An der Staatlichen Realschule Geisenfeld war der Schock groß gewesen, als die Nachricht vom Tod des 13-jährigen Mitschülers einging. "Wir haben das Kriseninterventionsteam eingeschaltet, Kontakt mit der Schulpsychologin aufgenommen und einen Kondolenzraum mit einem Bild von Marcus eingerichtet", sagt Direktorin Sabine Billinger. "Jeder, der das Bedürfnis verspürt, kann ihn aufsuchen, sich ins Kondolenzbuch eintragen und Trost suchen. Es ist auch eine Lehrkraft da." Die Schulleiterin sorgte durch vorzeitigen Unterrichtsschluss dafür, dass jeder, der vor gut einer Woche zur Beerdigung wollte, auf den Friedhof konnte. "Wir sind alle noch in der Aufarbeitung", sagt sie. Daraus seien zwei Kunstprojekte entstanden, unter anderem ein "Wunschbaum" - denn "es soll ganz bewusst etwas sein, das in die Zukunft gerichtet ist", sagt Sabine Billinger.

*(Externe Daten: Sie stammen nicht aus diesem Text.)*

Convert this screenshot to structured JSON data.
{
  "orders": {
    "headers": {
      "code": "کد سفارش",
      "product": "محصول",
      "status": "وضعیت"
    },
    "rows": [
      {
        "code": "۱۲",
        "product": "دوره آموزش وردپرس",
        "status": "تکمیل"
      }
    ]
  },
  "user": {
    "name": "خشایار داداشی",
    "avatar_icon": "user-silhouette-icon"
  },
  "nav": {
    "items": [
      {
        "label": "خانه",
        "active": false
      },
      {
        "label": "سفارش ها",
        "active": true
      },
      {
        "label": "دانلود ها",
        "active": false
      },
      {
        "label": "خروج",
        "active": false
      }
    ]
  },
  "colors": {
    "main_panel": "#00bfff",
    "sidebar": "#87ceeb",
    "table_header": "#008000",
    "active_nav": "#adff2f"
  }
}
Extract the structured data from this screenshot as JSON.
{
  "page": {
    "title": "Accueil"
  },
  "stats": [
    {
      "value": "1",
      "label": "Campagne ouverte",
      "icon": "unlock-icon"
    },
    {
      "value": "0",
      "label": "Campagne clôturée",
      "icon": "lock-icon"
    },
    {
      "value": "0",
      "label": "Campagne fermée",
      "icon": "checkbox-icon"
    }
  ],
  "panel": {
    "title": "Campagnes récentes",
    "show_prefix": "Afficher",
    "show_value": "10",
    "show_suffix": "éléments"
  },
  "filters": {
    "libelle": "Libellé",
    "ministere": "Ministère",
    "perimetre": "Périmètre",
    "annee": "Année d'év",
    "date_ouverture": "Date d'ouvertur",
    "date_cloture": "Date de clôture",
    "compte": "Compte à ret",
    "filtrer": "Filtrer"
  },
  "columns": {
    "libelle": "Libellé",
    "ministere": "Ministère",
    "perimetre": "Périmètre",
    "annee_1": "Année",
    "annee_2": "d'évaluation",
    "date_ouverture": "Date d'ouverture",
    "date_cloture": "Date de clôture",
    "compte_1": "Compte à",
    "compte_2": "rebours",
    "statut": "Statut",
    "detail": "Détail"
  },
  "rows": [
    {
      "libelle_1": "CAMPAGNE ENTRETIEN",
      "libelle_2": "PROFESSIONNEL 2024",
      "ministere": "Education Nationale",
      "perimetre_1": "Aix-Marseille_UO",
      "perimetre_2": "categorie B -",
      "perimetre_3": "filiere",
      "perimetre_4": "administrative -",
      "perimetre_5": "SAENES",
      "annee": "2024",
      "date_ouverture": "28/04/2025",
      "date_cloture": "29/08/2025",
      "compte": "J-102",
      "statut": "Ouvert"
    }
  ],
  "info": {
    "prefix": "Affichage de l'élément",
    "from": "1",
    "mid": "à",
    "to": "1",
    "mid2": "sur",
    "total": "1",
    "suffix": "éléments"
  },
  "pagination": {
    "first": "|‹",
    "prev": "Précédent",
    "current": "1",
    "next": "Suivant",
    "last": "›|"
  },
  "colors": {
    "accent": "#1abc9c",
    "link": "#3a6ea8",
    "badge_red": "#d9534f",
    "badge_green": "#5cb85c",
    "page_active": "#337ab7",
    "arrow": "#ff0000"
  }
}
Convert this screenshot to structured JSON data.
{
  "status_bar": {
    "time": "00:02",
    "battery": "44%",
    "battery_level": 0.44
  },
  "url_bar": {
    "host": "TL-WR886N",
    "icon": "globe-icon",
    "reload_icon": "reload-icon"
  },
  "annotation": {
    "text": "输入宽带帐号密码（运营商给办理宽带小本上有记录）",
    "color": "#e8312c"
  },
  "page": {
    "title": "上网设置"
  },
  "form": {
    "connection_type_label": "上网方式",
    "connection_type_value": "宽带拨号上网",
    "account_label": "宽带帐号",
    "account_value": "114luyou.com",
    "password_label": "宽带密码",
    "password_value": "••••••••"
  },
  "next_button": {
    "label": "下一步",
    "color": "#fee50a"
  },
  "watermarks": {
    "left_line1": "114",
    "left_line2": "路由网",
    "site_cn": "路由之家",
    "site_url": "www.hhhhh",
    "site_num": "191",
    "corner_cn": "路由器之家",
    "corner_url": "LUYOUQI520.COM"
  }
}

An der Unfallstelle erinnern Kerzen und persönliche Stücke von Marcus an den fröhlichen 13-Jährigen. Ein Mercedes-Modell, weil er Autos so gern mochte. Zwei Schokoriegel, weil er als die Naschkatze der Familie galt. Und seine FC-Bayern-Kappe, er war leidenschaftlicher Anhänger der Münchner und hatte sogar noch Karten für das Champions-League-Spiel der Bayern gegen Amsterdam bestellt. Als der Anpfiff erfolgte, da war Marcus schon tot. "Ich hoffe, dass es dir da, wo du jetzt bist, gut geht", schrieb ein Schulkamerad ins Kondolenzbuch.